Exemplo didático.
José Silva era policial rodoviário federal. Durante uma auditoria interna, foi descoberto que José, de forma indevida, autorizou a comutação de penas em processos administrativos disciplinares de seus subordinados, usurpando competência exclusiva do Ministro da Justiça, além de deixar de enviar cópias de sindicâncias e processos administrativos, com indícios de prática de ilícitos penais, ao Ministério Público Federal.
A comissão processante do PAD, ao analisar o caso, enquadrou as ações de José nas seguintes infrações:
Art. 117, VI da Lei 8.112/90: Cometer a pessoa estranha à repartição, fora dos casos previstos em lei, o desempenho de atribuição que seja de sua responsabilidade ou de seu subordinado.
Art. 132, IV da Lei 8.112/90: Art. 132. A demissão será aplicada nos seguintes casos: IV – improbidade administrativa;
Art. 11, II da Lei 8.429/92: Art. 11. Constitui ato de improbidade administrativa que atenta contra os princípios da administração pública qualquer ação ou omissão que viole os deveres de honestidade, imparcialidade, legalidade, e lealdade às instituições, e notadamente: II – retardar ou deixar de praticar, indevidamente, ato de ofício. (Redação antiga do dispositivo)
Foi oportunizada a defesa de José.

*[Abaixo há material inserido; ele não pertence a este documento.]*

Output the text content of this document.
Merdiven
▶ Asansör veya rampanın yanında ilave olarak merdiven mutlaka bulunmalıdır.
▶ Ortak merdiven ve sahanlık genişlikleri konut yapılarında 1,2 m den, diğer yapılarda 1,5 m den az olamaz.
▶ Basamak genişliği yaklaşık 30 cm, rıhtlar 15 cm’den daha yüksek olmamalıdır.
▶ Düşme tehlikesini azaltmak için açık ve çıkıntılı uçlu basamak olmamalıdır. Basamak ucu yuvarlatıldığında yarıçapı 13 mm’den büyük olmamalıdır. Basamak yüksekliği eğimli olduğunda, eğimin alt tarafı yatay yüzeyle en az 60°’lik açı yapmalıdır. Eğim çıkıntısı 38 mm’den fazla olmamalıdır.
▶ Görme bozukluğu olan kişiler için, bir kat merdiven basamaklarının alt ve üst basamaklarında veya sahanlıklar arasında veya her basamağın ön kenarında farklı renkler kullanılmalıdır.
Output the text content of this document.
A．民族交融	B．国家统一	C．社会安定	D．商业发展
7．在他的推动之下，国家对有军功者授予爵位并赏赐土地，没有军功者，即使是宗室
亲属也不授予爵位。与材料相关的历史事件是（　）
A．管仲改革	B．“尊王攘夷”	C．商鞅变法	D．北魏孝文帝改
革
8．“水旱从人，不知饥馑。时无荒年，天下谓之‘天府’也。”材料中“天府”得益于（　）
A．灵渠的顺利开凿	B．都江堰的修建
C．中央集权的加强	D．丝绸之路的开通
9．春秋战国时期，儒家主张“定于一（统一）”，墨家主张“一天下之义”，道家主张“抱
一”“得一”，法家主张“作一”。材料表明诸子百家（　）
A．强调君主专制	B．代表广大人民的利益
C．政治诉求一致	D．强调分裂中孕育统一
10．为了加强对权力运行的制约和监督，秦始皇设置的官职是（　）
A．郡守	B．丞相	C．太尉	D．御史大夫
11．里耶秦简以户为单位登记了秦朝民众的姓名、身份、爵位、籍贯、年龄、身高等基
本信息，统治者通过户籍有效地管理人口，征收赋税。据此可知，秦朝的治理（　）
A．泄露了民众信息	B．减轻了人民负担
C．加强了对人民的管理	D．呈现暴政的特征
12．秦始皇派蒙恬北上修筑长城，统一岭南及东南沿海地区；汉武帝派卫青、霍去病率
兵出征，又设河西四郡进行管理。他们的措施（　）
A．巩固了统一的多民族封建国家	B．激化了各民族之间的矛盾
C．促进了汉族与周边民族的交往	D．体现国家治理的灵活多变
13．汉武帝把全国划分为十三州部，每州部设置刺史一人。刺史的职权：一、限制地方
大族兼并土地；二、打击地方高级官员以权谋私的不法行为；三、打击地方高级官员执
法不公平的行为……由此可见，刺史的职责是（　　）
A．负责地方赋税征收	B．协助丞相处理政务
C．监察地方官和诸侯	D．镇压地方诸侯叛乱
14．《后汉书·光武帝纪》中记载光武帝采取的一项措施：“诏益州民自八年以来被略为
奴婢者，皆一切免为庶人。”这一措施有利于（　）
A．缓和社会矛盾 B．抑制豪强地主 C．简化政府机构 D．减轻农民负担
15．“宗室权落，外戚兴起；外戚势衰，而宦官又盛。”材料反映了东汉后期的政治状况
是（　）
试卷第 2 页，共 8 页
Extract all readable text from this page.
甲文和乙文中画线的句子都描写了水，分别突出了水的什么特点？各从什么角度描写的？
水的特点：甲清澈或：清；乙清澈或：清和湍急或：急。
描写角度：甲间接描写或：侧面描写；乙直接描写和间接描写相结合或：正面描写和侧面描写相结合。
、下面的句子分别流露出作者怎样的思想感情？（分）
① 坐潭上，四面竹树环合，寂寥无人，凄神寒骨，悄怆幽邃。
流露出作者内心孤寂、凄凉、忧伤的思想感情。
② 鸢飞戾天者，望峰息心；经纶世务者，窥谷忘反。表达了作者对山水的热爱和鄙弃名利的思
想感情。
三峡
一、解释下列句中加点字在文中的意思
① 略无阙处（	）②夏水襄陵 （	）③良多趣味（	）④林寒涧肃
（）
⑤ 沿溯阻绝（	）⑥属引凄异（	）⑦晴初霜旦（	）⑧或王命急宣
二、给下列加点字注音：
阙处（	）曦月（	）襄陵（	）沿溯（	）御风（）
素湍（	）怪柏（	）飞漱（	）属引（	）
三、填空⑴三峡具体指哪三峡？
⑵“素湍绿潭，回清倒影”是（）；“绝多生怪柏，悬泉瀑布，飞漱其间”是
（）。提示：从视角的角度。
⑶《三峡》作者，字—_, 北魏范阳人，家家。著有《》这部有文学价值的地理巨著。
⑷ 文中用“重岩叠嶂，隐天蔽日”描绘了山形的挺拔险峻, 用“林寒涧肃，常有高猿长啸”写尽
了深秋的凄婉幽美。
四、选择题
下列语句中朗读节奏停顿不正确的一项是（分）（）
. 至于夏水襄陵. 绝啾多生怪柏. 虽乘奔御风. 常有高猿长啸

Ao final, entretanto, foi decidido que a capitulação das infrações deveria ser ajustada para refletir mais precisamente os atos cometidos por José. Assim, as condutas foram reclassificadas como:
Art. 117, XV da Lei 8.112/90: Proceder de forma desidiosa.
Art. 132, IV e XIII da Lei 8.112/90: Art. 132. A demissão será aplicada nos seguintes casos: IV – improbidade administrativa; XIII – transgressão dos incisos IX a XVI do art. 117 (no caso, desídia).
Art. 11, I da Lei 8.429/92: Art. 11. Constitui ato de improbidade administrativa que atenta contra os princípios da administração pública qualquer ação ou omissão que viole os deveres de honestidade, imparcialidade, legalidade, e lealdade às instituições, e notadamente: I – praticar ato visando fim proibido em lei ou regulamento ou diverso daquele previsto, na regra de competência. (Redação antiga do dispositivo)
Há nulidade na reclassificação das condutas?
Não. A alteração da capitulação legal da conduta do servidor, por si só, não enseja a nulidade do processo administrativo disciplinar.
O processado se defende dos fatos e não da capitulação jurídica.
É firme o entendimento no âmbito desta Corte, no sentido de que o indiciado se defende dos fatos imputados e não da sua capitulação jurídica, de forma que a posterior modificação do enquadramento legal da conduta não tem o condão de ensejar a nulidade do processo administrativo disciplinar.
Não foram imputadas novas infrações. Apenas foram conferidas novas capitulações jurídicas às condutas.
No caso, a partir das premissas fáticas fixadas pelo Tribunal de origem, observa-se não ter sido imputada ao indiciado, novas infrações funcionais, mas apenas fora conferida nova capitulação jurídica às condutas irregulares a ele atribuídas, com base no acervo probatório já apurado e constante do PAD, o que é plenamente possível, sem implicar em ofensa ao art. 168 da Lei 8.112/1990 e aos princípios do contraditório e da ampla defesa.
Lei nº 8.112/1990 – Agentes Públicos.
Art. 168. O julgamento acatará o relatório da comissão, salvo quando contrário às provas dos autos.
Parágrafo único. Quando o relatório da comissão contrariar as provas dos autos, a autoridade julgadora poderá, motivadamente, agravar a penalidade proposta, abrandá-la ou isentar o servidor de responsabilidade.
STJ. AgInt no REsp 1702094 GO, relator Ministro Teodoro Silva Santos, Segunda Turma, julgado em 29/4/2024, DJe de 7/5/2024.